Акума, или Солнце мертвых - стр. 8
Длинный коридор больницы, гулкое эхо под высокими арочными потолками отзовётся мучительным мнительным воспоминанием: он уже когда-то проходил под этими сводами. «Зайдите в 17-й нумер Обуховской больницы к прозектору, – скажет кому-то статный высокий доктор. Красной ниткой на кармашке белого халата было вышито имя К. Гаршин.

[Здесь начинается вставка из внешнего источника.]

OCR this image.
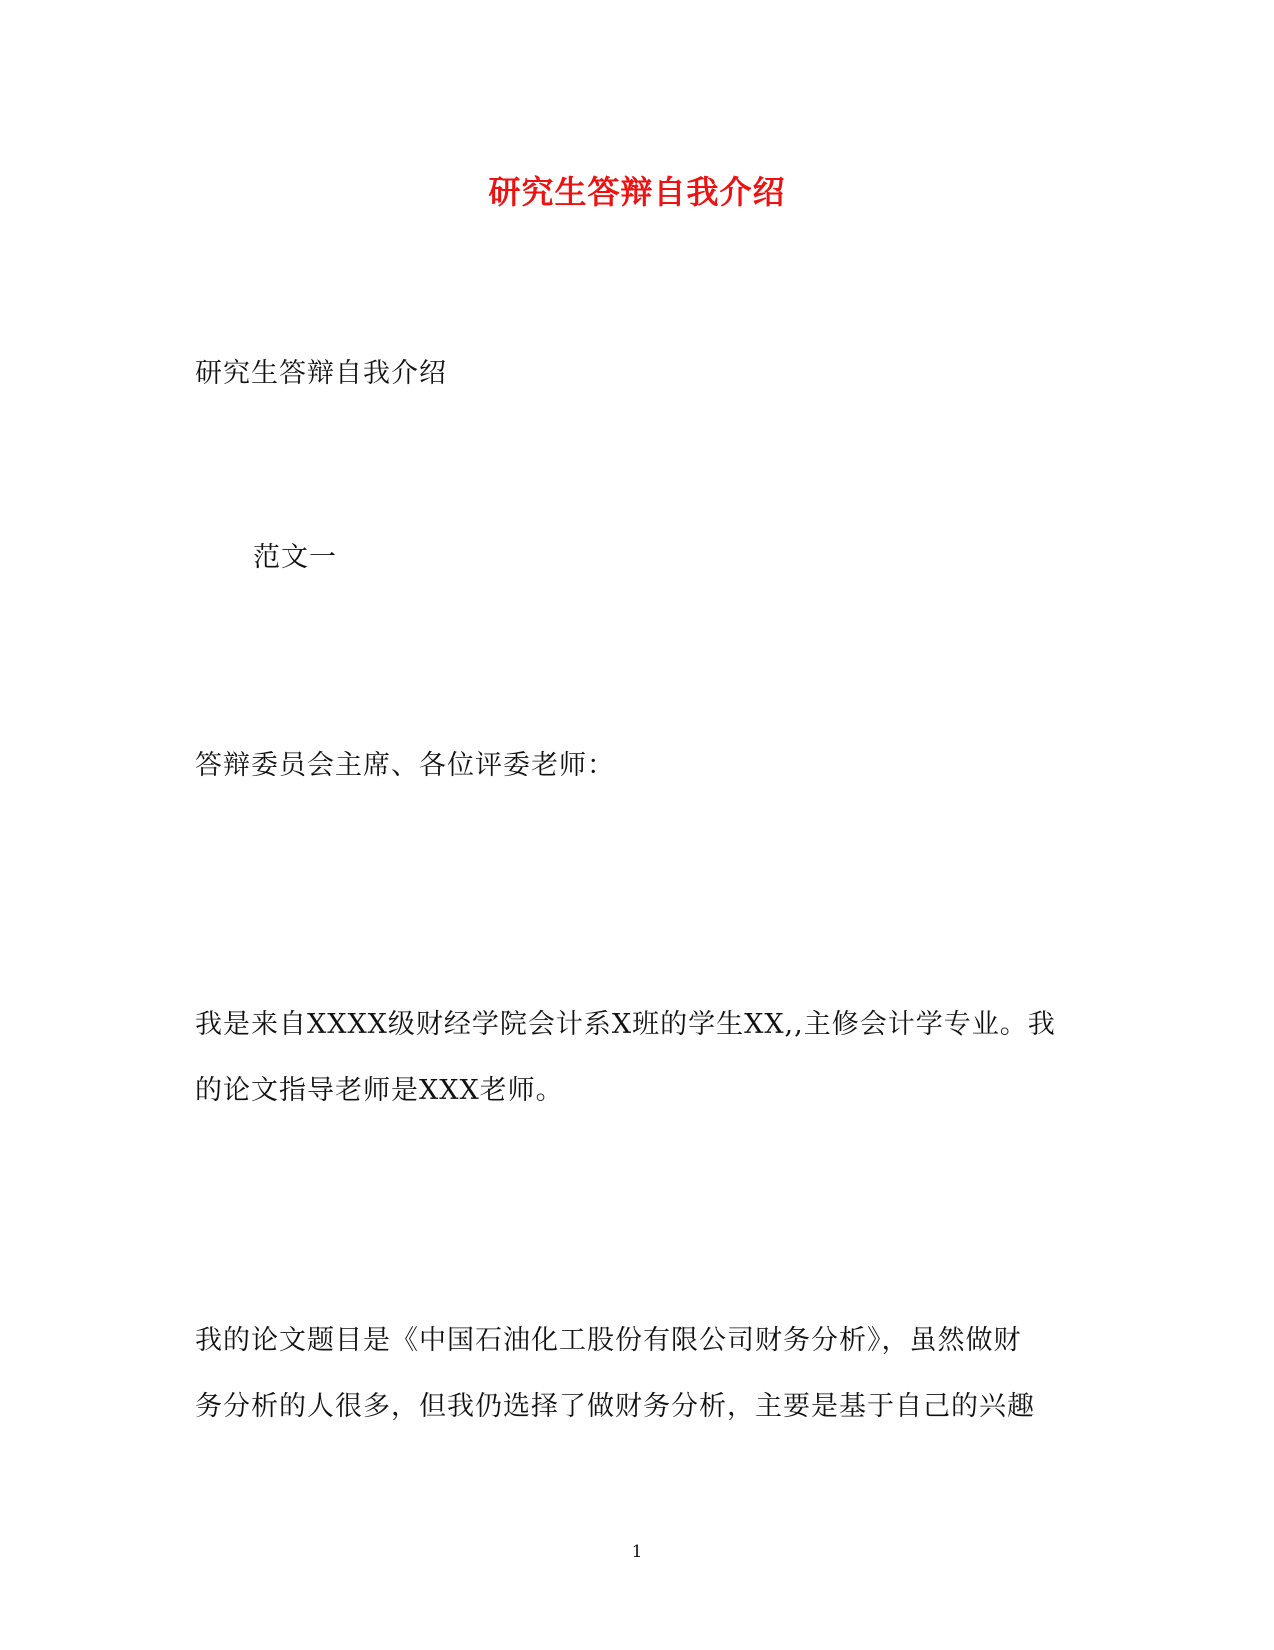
研究生答辩自我介绍
研究生答辩自我介绍
范文一
答辩委员会主席、各位评委老师：
我是来自XXXX级财经学院会计系X班的学生XX,,主修会计学专业。我
的论文指导老师是XXX老师。
我的论文题目是《中国石油化工股份有限公司财务分析》，虽然做财
务分析的人很多，但我仍选择了做财务分析，主要是基于自己的兴趣
1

Он хитро подмигнёт Кралечкину и проворно исчезнет за дверями кабинета №17. Из-за дверей он услышит восхищённый голос: «Чувствительный безумец!» Deja vecu.
Да, одно место за праздничным застольем будет пустовать. Эта пустота будет красноречивой и вызывающей только для взора хозяина. Это место её мести. Отложенной мести Нины Ч. Столь трепетно любившей Мишу Кралечкина, как сына. Женщина будет стоять в проёме комнатных дверей, как тень дерева, как могучий мститель обид, и смотреть с немым укором на праздничное застолье Кралечкина, где разливали мутное вино, а по губам её он будет читать грозное: «Забвенье неотвратимо…»
В качестве застольной забавы Кралечкин придумал магический трюк. Он предложит устроить для званых гостей сеанс художественного спиритуализма на свиных косточках, кои для этой цели, смакуя, были тщательно обсосаны на пару с Кларэнсом, его приёмным сыном, когда готовили холодец с хреном, и сложены в красивую картонную коробочку для рисовых колобков из ресторана «Японский городовой». «А давайте, погадаем!» – скажут заскучавшие гости. Зашторят окна, закроют межкомнатные двери, затеплят свечи. Они будут вызывать колдовством дух поэтической музы барона Врангеля, возлюбленной двух террористов, ахматовской подруги по эстетскому обществу, что собиралось в «Казачьих банях» у Царскосельского вокзала в Большом Казачьем переулке. Вы уже догадались, это будет дух графини Паллады Олимповны Богдановой-Бельской, своекоштной пансионерки Мариинского института, утончённой куртизанки, рождённой, как известно, от сумасшедшего сыщика и распутной игуменьи, дочери генерал-майора, Серебряного века, Мировой войны, Русской революции, Красного террора, Блокады, потомственной дворянки, ставшей при Сталине пенсионеркой Всесоюзного значения (если верить БСЭ), проживавшей на проспекте Ветеранов.
Намедни ему пришло ностальгическое письмо от Сержа («Ау, Серж!») с новой почтовой маркой стоимостью 30 копеек с изображением этой «демонической женщины» с вороньим пером богини Маат на шляпке. Письмо оказалось с сюрпризом. В конверт была вложена фотокопия открытки от 1948 года, адресованной Ахматовой: «Наверно, я вскоре умру, потому что очень хочу вас видеть и слышать – а я теперь тень безрассудной Паллады. Страшная тень и никому не нужная».